Wuchtige Kopfbälle sind ein Markenzeichen von Anthony Modeste.

Der Franzose hält sich beim Regionalligisten fit und lässt den Trainer staunen. Wie könnte die Zukunft von Anthony Modeste aussehen?

Dass Anthony Modeste das Toreschießen während seiner knapp einmonatigen Vereinslosigkeit nicht verlernt hat, wird am Mittwochvormittag in Köln-Zollstock relativ schnell deutlich.

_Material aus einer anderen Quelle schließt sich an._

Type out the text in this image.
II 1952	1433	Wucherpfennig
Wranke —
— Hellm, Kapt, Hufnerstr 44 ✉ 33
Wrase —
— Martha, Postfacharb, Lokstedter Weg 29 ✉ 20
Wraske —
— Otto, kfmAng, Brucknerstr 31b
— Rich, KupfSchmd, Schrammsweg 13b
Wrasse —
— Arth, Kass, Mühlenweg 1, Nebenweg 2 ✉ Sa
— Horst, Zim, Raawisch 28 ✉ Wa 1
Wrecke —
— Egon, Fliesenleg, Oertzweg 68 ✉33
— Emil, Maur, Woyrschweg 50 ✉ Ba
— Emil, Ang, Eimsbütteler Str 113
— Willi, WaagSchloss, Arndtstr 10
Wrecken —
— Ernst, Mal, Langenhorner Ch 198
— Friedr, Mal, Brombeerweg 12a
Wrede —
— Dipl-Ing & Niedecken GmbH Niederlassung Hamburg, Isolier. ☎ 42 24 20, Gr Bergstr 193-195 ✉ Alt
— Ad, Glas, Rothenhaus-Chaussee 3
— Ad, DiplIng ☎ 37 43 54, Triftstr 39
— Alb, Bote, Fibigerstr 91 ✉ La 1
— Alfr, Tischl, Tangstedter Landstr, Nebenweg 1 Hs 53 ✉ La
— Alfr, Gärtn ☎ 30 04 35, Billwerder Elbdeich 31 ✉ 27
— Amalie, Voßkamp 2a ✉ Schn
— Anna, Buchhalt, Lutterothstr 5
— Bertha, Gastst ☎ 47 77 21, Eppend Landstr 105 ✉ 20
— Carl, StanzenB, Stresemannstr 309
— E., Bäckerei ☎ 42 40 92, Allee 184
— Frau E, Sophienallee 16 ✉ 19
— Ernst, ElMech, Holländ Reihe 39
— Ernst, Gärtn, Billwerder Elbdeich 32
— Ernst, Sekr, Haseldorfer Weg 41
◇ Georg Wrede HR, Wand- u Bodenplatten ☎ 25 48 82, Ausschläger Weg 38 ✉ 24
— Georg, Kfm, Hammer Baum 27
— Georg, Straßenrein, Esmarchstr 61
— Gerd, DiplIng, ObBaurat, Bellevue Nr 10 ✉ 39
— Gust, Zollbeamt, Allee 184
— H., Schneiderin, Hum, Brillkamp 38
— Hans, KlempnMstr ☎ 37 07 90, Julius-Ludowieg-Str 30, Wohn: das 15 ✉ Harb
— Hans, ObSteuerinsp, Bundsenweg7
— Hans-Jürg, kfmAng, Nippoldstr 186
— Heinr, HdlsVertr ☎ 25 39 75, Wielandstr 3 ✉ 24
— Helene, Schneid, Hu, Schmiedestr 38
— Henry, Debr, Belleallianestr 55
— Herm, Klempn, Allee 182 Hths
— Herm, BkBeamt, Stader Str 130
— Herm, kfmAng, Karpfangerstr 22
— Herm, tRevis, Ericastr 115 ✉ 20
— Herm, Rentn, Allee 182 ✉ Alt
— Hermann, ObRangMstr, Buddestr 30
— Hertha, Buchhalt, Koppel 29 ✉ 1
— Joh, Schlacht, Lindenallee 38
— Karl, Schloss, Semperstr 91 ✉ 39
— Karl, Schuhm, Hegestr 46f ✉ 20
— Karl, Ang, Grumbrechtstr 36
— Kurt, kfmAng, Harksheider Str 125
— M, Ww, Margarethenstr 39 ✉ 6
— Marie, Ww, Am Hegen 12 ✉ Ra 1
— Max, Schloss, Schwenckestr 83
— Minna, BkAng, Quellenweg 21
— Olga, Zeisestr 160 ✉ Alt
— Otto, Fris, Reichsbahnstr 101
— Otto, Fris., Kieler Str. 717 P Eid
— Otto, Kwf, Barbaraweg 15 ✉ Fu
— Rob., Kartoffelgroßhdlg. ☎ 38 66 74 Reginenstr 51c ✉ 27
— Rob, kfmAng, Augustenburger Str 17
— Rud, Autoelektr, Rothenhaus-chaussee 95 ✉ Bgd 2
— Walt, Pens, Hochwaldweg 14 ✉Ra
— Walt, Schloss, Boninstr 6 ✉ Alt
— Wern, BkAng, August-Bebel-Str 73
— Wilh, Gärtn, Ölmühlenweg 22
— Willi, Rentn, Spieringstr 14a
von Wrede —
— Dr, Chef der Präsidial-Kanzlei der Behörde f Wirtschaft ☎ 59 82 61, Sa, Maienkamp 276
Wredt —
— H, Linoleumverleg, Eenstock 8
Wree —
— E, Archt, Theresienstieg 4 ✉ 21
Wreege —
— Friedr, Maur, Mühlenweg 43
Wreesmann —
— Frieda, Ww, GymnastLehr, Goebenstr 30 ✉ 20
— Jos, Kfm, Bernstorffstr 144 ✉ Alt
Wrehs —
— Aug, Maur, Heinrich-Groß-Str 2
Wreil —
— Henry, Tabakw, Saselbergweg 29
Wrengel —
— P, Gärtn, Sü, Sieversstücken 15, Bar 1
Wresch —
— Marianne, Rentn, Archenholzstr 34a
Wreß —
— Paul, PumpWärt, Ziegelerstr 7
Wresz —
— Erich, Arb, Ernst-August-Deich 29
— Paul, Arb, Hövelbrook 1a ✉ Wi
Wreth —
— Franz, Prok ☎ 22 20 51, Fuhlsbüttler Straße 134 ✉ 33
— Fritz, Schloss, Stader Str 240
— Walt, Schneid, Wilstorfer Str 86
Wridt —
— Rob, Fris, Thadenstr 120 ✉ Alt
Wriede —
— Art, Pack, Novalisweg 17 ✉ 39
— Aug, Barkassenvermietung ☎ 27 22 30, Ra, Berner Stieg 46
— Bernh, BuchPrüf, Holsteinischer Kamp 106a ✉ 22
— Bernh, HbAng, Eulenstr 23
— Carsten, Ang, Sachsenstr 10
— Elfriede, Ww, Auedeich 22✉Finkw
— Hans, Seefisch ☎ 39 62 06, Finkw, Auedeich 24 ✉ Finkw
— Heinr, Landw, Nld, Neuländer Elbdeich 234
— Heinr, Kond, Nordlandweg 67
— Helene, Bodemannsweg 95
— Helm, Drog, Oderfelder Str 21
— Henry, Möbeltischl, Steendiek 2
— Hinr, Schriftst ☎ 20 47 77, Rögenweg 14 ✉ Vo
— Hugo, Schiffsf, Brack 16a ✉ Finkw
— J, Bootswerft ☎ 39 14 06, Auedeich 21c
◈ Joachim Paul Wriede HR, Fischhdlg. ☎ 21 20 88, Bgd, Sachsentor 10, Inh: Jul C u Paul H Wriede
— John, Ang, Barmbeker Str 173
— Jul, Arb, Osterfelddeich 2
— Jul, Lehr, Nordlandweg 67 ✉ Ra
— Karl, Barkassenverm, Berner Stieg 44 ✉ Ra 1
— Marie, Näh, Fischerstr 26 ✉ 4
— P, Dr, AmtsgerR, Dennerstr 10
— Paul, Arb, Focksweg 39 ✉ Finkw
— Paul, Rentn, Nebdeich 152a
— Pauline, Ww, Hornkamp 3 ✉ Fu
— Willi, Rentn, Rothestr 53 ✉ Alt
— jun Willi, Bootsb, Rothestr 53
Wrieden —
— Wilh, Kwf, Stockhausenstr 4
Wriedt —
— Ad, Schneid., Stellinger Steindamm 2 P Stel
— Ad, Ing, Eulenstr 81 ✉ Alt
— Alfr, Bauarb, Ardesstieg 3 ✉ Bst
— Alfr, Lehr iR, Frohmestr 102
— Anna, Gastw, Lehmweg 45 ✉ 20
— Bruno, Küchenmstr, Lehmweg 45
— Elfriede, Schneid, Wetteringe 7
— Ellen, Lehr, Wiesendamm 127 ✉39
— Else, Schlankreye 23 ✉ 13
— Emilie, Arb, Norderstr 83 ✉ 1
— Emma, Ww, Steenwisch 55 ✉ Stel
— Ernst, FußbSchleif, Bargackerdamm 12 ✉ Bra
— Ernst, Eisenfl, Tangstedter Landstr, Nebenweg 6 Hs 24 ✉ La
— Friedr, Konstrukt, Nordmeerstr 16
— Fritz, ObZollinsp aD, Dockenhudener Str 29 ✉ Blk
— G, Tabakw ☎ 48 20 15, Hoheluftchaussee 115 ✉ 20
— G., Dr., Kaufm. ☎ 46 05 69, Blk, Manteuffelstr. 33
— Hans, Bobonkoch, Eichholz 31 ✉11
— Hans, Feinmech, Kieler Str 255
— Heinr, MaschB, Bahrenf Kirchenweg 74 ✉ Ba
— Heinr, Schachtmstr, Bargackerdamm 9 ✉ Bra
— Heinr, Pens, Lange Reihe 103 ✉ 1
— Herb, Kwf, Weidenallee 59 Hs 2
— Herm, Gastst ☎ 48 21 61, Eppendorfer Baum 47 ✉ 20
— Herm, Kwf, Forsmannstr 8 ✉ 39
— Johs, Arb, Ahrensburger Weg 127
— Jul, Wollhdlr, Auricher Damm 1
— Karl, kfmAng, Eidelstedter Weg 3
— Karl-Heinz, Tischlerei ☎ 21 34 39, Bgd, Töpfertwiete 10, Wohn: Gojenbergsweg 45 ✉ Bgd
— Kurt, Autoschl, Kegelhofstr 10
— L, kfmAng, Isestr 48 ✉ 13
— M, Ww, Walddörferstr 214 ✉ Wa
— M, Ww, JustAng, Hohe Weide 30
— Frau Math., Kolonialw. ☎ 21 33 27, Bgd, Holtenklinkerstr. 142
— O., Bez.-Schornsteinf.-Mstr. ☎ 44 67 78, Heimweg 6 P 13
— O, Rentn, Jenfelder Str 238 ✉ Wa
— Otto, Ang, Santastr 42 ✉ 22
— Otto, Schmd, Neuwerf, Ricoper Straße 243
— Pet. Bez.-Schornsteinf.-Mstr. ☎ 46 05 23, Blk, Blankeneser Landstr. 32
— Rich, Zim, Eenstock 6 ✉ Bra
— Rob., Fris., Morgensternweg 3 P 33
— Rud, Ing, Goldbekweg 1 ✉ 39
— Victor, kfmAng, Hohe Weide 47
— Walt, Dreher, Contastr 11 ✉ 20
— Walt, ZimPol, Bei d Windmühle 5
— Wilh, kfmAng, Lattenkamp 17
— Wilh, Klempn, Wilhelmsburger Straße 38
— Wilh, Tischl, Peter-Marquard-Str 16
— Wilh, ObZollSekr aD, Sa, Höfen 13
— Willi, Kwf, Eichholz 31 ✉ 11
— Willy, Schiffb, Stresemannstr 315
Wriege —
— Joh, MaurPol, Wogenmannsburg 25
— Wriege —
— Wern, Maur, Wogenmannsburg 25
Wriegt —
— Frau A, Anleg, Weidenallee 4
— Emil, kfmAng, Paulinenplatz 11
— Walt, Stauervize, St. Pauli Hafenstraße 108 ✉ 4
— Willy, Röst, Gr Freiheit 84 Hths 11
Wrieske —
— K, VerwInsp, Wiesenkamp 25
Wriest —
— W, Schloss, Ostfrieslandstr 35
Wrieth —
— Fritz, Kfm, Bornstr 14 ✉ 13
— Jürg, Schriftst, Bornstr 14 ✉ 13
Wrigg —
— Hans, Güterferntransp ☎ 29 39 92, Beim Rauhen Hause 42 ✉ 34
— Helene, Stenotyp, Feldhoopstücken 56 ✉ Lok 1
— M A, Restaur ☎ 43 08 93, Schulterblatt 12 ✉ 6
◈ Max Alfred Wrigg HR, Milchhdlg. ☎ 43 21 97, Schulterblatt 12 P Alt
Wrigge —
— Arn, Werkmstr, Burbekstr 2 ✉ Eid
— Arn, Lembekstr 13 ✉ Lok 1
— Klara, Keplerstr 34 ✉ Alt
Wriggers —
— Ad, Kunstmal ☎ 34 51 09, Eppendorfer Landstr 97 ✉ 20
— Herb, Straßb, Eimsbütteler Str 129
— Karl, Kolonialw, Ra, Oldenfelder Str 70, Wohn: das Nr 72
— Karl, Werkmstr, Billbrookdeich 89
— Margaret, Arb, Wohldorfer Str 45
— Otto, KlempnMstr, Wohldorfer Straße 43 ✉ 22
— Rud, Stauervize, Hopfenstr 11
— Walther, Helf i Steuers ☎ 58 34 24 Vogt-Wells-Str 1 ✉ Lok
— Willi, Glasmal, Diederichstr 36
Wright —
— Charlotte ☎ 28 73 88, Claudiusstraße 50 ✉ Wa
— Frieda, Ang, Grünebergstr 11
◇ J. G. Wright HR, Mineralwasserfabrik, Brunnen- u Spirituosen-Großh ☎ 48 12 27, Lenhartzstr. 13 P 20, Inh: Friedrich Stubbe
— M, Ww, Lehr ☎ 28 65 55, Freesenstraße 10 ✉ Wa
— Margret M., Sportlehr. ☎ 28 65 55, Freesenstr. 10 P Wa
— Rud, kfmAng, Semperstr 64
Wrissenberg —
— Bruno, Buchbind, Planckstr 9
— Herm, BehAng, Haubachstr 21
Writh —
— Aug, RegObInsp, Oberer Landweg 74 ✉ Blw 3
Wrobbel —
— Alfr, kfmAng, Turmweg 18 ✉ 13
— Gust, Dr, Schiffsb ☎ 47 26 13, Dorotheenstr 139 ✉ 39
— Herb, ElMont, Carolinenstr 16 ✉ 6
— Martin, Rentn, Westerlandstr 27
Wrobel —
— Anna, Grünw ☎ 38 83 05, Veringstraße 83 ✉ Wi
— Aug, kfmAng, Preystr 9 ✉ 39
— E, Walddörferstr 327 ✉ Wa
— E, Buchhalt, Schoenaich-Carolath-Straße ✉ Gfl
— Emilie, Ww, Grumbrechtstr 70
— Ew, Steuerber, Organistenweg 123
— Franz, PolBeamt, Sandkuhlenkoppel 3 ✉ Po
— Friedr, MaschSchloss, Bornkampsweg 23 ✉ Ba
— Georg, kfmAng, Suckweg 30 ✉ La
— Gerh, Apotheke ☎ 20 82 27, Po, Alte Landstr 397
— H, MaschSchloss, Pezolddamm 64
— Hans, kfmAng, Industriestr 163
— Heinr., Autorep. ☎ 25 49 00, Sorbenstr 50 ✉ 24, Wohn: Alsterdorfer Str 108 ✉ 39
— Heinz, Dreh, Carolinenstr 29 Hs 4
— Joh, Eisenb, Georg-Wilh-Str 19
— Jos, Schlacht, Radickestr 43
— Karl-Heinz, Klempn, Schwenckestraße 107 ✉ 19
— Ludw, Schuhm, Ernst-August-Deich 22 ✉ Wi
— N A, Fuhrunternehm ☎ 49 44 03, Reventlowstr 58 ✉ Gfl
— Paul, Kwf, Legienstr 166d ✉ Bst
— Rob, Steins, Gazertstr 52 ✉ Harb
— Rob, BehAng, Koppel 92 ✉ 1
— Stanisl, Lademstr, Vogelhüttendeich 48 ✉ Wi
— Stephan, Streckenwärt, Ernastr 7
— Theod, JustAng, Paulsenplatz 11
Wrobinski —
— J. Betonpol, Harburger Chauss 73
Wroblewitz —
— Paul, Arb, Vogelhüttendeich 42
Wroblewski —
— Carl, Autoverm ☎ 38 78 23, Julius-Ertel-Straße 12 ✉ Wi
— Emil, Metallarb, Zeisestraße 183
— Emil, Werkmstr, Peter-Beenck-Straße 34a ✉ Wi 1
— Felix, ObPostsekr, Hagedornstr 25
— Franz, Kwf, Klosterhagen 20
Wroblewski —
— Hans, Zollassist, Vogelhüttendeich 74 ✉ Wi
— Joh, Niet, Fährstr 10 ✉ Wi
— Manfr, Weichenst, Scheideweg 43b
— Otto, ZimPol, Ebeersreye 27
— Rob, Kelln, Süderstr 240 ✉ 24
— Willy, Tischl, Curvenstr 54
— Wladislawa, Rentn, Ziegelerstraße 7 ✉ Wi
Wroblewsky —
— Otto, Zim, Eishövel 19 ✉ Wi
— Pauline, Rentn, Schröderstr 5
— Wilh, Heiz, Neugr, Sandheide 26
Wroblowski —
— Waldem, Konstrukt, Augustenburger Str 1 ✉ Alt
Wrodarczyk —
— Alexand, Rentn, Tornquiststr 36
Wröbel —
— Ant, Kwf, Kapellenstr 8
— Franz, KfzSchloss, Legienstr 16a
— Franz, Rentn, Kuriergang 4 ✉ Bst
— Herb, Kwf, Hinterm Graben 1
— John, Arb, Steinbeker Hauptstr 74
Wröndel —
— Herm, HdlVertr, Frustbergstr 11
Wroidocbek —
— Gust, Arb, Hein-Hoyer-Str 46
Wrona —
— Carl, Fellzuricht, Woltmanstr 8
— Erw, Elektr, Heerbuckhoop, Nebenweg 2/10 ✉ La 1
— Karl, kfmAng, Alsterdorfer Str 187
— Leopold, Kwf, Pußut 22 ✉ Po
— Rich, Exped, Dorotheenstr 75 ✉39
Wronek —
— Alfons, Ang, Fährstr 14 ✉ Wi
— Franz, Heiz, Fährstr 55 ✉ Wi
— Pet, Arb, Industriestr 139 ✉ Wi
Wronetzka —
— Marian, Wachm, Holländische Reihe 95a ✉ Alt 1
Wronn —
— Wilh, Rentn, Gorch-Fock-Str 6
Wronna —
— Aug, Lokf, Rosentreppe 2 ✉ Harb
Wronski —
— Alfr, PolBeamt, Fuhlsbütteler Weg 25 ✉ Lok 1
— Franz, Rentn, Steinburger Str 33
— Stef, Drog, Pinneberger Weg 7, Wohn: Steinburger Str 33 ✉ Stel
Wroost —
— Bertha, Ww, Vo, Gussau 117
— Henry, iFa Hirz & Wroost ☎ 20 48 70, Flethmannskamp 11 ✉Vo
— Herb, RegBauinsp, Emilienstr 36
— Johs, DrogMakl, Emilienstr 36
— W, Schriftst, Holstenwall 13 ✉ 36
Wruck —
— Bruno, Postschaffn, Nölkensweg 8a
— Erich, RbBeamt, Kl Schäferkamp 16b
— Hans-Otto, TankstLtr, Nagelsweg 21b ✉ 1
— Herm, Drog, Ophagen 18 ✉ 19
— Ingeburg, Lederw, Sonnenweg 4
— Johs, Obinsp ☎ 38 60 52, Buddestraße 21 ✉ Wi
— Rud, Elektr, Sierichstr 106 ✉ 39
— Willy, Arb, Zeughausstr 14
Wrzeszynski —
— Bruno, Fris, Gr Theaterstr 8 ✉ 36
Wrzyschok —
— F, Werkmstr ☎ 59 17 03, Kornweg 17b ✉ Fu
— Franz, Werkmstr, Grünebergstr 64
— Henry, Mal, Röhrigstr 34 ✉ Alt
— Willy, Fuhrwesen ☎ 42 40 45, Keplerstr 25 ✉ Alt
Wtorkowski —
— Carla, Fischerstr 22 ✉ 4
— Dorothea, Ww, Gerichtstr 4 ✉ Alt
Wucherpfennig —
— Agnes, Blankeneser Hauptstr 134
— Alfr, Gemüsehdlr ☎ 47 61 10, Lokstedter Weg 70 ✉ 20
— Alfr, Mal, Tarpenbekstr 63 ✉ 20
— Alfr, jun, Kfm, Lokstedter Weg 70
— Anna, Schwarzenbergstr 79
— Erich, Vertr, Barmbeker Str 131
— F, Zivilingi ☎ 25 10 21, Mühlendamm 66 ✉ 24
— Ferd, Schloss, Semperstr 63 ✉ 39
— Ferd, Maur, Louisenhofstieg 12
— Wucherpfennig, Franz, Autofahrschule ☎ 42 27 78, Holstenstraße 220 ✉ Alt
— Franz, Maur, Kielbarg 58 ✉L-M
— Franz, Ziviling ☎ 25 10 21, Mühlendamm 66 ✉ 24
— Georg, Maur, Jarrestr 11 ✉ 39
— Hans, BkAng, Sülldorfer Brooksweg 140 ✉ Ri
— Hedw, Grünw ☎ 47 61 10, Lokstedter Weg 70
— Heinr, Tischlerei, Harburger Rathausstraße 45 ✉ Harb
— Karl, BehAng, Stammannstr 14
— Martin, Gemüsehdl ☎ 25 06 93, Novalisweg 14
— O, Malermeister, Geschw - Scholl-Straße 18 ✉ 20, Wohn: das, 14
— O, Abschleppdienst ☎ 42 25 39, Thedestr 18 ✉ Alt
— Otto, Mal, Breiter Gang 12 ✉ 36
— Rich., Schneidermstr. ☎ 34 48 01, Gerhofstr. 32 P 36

Als es bei seiner ersten Einheit als Trainingsgast des SC Fortuna zu den Abschluss-Übungen geht, ist der inzwischen 35 Jahre alte Franzose sofort in seinem Element.

Flanke von links, Kopfball Modeste, links neben dem Pfosten schlägt es ein. Flanke von rechts, Direktabnahme aus spitzem Winkel, wieder drin. Die Spieler des Regionalliga-Spitzenreiters wirken ähnlich beeindruckt wie Sportchef Matthias Mink und Trainer Markus von Ahlen. „Ich habe ein paar seiner Abschlüsse gesehen – da habe ich gehofft, dass unser Tornetz hält“, sagt der Coach mit einem Grinsen. In den weiteren Übungen erinnert der Franzose ebenfalls an den Modeste aus FC-Zeiten: Er ist niemand, der beherzt in Zweikämpfe fliegt. Und bei größeren Spielformen wartet er in der Regel ohne größeren Bewegungsradius auf den Ball.

Anthony Modeste erzielte 79 Tore in 157 Pflichtspielen für den 1. FC Köln

Modeste ist mit 79 Treffern in 157 Pflichtspielen für den 1. FC Köln einer der besten Torjäger des Vereins der vergangenen Jahrzehnte. Über den Ablauf seines plötzlichen Abschieds vor einem Jahr in Richtung Borussia Dortmund gibt es verschiedene Versionen.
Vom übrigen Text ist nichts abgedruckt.